Some carbureted engines have low-pressure fuel pumps: they are typically designed only to overcome a loss of suction in the fuel line near the engine due to fuel evaporation in hot weather, to supply sufficient fuel to maintain stoichiometric combustion under heavy load with wide-open throttle, or a combination of the two. Fuel demand is low at idle and there is more than enough manifold vacuum to draw sufficient fuel for combustion, even if the fuel pump is switched off.

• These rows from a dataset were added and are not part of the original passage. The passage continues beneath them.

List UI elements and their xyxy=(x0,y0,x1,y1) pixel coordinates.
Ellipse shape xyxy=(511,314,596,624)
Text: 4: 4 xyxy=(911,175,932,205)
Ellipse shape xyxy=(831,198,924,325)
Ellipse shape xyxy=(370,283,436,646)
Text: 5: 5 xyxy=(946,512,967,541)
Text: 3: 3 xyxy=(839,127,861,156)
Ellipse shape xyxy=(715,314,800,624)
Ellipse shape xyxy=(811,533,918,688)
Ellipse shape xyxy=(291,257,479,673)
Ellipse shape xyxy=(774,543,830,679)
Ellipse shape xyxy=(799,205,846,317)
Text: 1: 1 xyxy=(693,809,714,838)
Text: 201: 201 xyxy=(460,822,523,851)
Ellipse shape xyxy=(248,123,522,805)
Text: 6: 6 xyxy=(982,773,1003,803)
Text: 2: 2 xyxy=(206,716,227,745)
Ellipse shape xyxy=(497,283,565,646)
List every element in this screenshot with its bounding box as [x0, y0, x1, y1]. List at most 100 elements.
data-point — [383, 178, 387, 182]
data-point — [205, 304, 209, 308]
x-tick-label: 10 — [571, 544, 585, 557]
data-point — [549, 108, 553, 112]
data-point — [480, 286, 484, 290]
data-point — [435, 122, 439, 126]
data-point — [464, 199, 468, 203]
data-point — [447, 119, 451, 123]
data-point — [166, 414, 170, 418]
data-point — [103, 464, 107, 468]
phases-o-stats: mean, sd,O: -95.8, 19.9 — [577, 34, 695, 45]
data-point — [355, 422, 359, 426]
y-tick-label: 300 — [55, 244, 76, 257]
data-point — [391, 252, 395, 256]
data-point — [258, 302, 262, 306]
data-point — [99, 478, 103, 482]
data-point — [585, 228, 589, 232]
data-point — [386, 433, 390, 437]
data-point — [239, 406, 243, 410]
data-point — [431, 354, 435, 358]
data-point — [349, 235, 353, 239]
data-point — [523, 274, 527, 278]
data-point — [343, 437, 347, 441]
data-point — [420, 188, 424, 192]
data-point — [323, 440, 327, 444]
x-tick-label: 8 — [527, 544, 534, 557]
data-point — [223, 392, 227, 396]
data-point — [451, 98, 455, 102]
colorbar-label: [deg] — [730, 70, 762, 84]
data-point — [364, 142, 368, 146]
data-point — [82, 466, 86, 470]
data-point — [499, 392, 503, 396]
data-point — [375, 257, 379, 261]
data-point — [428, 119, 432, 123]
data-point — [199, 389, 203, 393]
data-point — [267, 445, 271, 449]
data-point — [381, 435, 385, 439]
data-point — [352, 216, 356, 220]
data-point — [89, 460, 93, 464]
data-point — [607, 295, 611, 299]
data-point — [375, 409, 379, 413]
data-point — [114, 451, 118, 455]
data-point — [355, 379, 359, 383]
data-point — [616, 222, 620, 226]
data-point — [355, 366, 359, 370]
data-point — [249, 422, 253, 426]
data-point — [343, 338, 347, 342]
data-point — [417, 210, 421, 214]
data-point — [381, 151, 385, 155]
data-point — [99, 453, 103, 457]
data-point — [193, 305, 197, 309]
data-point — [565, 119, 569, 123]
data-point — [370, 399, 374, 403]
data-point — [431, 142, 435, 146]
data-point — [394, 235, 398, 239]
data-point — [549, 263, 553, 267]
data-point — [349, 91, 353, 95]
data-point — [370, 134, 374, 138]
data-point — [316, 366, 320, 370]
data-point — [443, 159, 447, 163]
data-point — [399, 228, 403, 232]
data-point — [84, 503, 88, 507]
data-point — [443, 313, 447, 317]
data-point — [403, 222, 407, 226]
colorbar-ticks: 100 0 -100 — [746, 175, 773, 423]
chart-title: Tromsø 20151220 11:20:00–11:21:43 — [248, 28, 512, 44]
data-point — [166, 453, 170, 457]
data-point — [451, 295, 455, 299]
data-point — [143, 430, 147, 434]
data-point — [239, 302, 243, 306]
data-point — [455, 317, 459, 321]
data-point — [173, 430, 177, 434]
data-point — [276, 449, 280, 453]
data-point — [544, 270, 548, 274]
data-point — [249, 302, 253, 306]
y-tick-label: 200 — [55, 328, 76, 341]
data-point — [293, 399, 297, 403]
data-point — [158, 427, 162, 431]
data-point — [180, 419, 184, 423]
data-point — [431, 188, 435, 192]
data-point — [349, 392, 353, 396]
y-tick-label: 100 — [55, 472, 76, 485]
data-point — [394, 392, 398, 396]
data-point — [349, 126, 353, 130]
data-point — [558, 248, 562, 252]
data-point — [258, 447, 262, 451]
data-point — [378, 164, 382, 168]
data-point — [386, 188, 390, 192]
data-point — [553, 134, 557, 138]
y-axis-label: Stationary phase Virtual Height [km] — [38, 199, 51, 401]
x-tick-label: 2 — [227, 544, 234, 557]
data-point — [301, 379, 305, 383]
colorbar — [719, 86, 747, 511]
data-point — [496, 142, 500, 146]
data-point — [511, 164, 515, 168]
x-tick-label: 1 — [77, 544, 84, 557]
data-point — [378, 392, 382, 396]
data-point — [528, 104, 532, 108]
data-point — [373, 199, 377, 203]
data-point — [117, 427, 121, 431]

Gasoline engines that are much smaller than the typical automotive engine are usually carbureted for economic and engineering reasons. Dieseling can occur in such engines. These engines include those installed in small generators, mopeds, scooters, small motorcycles, all-terrain vehicles, and most lawn and garden power tools.

==Potential causes==
Dieseling can occur for several reasons:
- Built-up carbon in the ignition chamber can glow red after the engine is off, providing a mechanism for igniting unburnt fuel. Such a thing can happen when the engine runs very rich, depositing unspent fuel and particles on the pistons and valves. Similarly, rough metal regions within the piston chamber can cause this same problem, since they can glow red. It has also been suggested that an improperly rated spark plug can retain heat and cause the same problem.
- A carburetor that does not completely close can contribute to running once the engine is off, since the extra fuel and oxygen mixture can combust easily in the warm piston chamber. Similarly, hot vaporized oil gases from the engine crankcase can provide ample fuel for dieseling.
- Incorrect timing.
- An engine that runs too hot or too lean may produce an environment conducive to allowing unspent fuel to burn.
- An idle speed that is too fast can leave the engine with too much angular momentum upon shutdown, raising the chances that the engine can turn over and burn more fuel and lock itself into a cycle of continuous running.
- Another potential "run on" problem after an ignition has been turned off can be attributed to one or more inlet valves that are not sealing fully allowing the piston motion to pull a fuel mixture in when technically the valve is shut.

==In air rifles==
The term is also used to refer to the deliberate or accidental burning of oils or similar flammable hydrocarbons with a similar effect as liquid propellant when an air rifle is discharged. A spring or ram-powered air rifle works by a piston rapidly compressing the air in the chamber behind the projectile forcing the projectile (usually a pellet) out at speed. Where the air contains flammable contaminants or additions, the temperature rise associated with the compression may ignite the mixture in a similar way to fuel in a diesel engine. This adds to the energy of the system, some of which is transferred to the pellet as increased velocity.

Owing to the relatively small muzzle energy of air rifles compared to the stored chemical energy in oil, dieseling can make a substantial difference to the velocity of the pellet. While generally an unwanted phenomenon due to the effect on accuracy and also potential damage to rifle or sight, it is sometimes deliberately engineered by oiling the rear hollow base of the pellet or chamber, in order to increase the power of the weapon. This is usually done as a stunt or in experimentation - the tiny amounts of oil involved makes consistency impractical, with consequent substantial adverse effect on accuracy.